Закон искоренять порок готов,[28]
Не разбирая званий и чинов,
Я, стало быть, надеяться могу,
Что в лучшем обществе на Тайберн попаду.
 
   Заключительные слова Цвет Адвокатуры произнес уже на пороге комнаты, где стоял у камина мистер Мердл, чем поверг последнего в неслыханное изумление. Пришлось срочно объяснить ему, что автором этих слов является Джон Гэй.
   – Который, разумеется, не принадлежит к числу признанных авторитетов Вестминстер-Холла[29], – добавил Цвет Адвокатуры, – но вполне достоин внимания человека со столь широким практическим кругозором, как мистер Мердл.
   Мистер Мердл как будто собрался что-то сказать, но тут же как будто передумал. Тем временем доложили о Столпе Церкви.
   На лице Столпа Церкви написана была кротость, однако же он вошел энергичным шагом, словно только что надел семимильные сапоги в намерении пройтись по свету и убедиться в том, что состояние душ человечества не внушает тревоги. Столп Церкви и не подозревал, что обед, на который он приглашен, – не просто обед, а обед со значением. Достаточно было взглянуть на него, чтобы это понять. Он был такой чистенький, свеженький, ласковый, веселый, добродушный; ну просто сама невинность.

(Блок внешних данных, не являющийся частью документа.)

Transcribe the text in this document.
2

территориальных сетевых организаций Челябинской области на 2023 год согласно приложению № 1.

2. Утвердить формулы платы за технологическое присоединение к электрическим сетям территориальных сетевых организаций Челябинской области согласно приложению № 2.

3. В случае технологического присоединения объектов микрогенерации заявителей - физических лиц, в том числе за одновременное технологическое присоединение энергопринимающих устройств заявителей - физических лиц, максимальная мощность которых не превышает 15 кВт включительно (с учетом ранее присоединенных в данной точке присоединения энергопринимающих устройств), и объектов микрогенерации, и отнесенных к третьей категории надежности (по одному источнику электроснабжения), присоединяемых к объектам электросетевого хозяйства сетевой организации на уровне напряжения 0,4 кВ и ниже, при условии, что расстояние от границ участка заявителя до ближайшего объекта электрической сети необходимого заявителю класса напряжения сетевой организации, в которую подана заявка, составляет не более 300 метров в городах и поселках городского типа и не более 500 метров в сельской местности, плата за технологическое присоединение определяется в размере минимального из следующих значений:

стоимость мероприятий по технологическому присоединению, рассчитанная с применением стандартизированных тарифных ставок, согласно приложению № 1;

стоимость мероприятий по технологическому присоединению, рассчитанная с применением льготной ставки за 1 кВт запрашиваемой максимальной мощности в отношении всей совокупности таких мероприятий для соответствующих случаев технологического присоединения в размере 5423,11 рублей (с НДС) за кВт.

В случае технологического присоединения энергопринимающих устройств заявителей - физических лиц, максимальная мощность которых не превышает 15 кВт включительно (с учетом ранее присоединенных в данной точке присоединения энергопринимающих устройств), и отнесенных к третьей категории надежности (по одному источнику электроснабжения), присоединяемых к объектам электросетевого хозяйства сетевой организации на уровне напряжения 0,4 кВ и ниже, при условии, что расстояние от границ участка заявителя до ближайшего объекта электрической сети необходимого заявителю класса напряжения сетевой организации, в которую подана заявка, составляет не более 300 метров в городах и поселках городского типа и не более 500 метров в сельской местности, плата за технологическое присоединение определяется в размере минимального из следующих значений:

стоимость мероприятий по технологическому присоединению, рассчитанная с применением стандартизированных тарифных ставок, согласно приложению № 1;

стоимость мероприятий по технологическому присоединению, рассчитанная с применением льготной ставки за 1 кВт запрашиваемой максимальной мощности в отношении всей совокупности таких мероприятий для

   Цвет Адвокатуры тотчас же с живейшим интересом осведомился о здоровье супруги Столпа Церкви. Выяснилось, что супруга Столпа Церкви здорова и благополучна, если не считать легкой простуды, которую схватила на последней конфирмации. Молодой Столп Церкви также здоров и благополучен. Он вместе с женой и детками проживает теперь во вверенном ему приходе.
   Стали собираться Полипы-фигуранты; пришел также врач, пользовавший мистера Мердла. Цвет Адвокатуры, с кем бы и о чем бы он ни беседовал, изловчался краешком глаза и уголком лорнета видеть всех, кто входил в гостиную, и путем сложных, но незаметных маневров к каждому успевал подойти и с каждым находил особый предмет для разговора. С одними фигурантами он посмеялся над незадачливым депутатом, который, мирно продремав все заседание в кулуарах, голосовал спросонок за резолюцию противной партии; с другими посетовал на новые веяния, сказывающиеся в противоестественном интересе широкой публики к состоянию государственных дел и государственных финансов; с врачом завел разговор на общие темы врачевания недугов; а затем пожелал узнать его мнение по одному частному вопросу: дело в том, что некий коллега его собеседника, несомненно обладающий глубокой эрудицией и безупречными манерами – впрочем, есть и другие представители врачебного искусства, которые поистине могут служить образцом и в том и в другом отношении (поклон присяжным), – так вот, позавчера сей почтенный эскулап выступал в качестве свидетеля на суде и в ходе перекрестного допроса вынужден был признать себя приверженцем нового метода лечения, который ему, Цвету Адвокатуры, кажется… не правда ли?., да, вот именно, таково его впечатление, и он, откровенно говоря, надеялся, что доктор это впечатление подтвердит. Он, конечно, не смеет настаивать на своей правоте там, где даже среди медиков нет единого мнения, но ему лично кажется, что, оставляя в стороне так называемый юридический подход и рассуждая лишь с точки зрения здравого смысла, этот новый метод не что иное, как – неудобно в присутствии столь крупного авторитета употребить выражение «шарлатанство»… Что?.. Ну, в таком случае он именно так и скажет: шарлатанство; признаться, доктор снял немалую тяжесть с его души!
   Покуда длилась эта беседа, в гостиной успел появиться Тит Полип, джентльмен, у которого, подобно пресловутому знакомцу мистера Джонсона, в голове была только одна идея, да и та вздорная. Сей государственный муж и мистер Мердл сидели в углах желтого дивана у огня, глядя в разные стороны и храня глубокомысленное молчание – точь-в-точь две коровы с картины Кейпа, висевшей на противоположной стене.